The Hong Kong Monetary Authority is reportedly planning to expand the purview of its supervision of virtual assets to include entities that issue stablecoins. The Hong Kong regulator said it also wants to create a framework that governs banks’ provision of virtual asset custody services.
Hong Kong’s ‘Very Clear’ Rules
The Hong Kong Monetary Authority (HKMA) is working on expanding the scope of its supervision of virtual assets to include stablecoin issuing entities, Chen Haolian, Deputy Secretary for Financial Services and the Treasury, has said. Speaking at the recently held Hong Kong Fintech Week, Haolian also revealed that HKMA and the region’s treasury will soon ask for the public and the banking industry’s input on this matter.

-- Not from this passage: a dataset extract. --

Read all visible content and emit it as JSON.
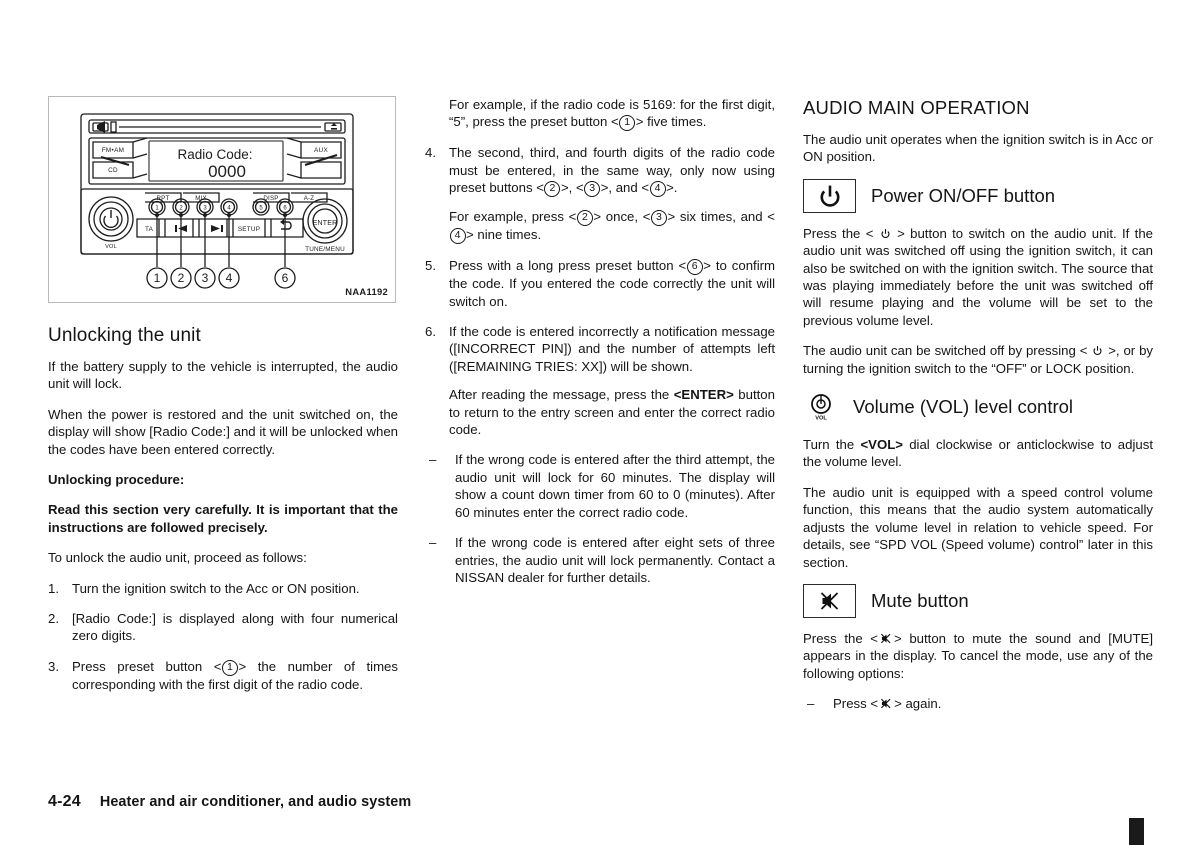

According to a local report, the Hong Kong regulator wants to create a framework to govern banks’ provision of virtual asset custody services. Such a framework will not only ensure that customer assets are protected but it will also supposedly cement Hong Kong’s emerging reputation as a region with “very clear” rules.
In his speech at the weeklong event, the deputy secretary claimed that many European companies are interested in establishing a presence in Hong Kong. Such a presence will be used as a launchpad for the respective companies’ entry into China’s mainland market.
Meanwhile, when discussing the likely impact of Web3 technology on the broader economy, Haolian argued that the technology can be the basis for solving problems in finance, education and business operations. The technology could also help improve efficiency and reduce costs, and according to Haolian, “we should seize and embrace the benefits and opportunities it brings.”
Concerning blockchain, the deputy director revealed that Hong Kong has been promoting the use of this technology in the insurance industry and trade finance for more than four years.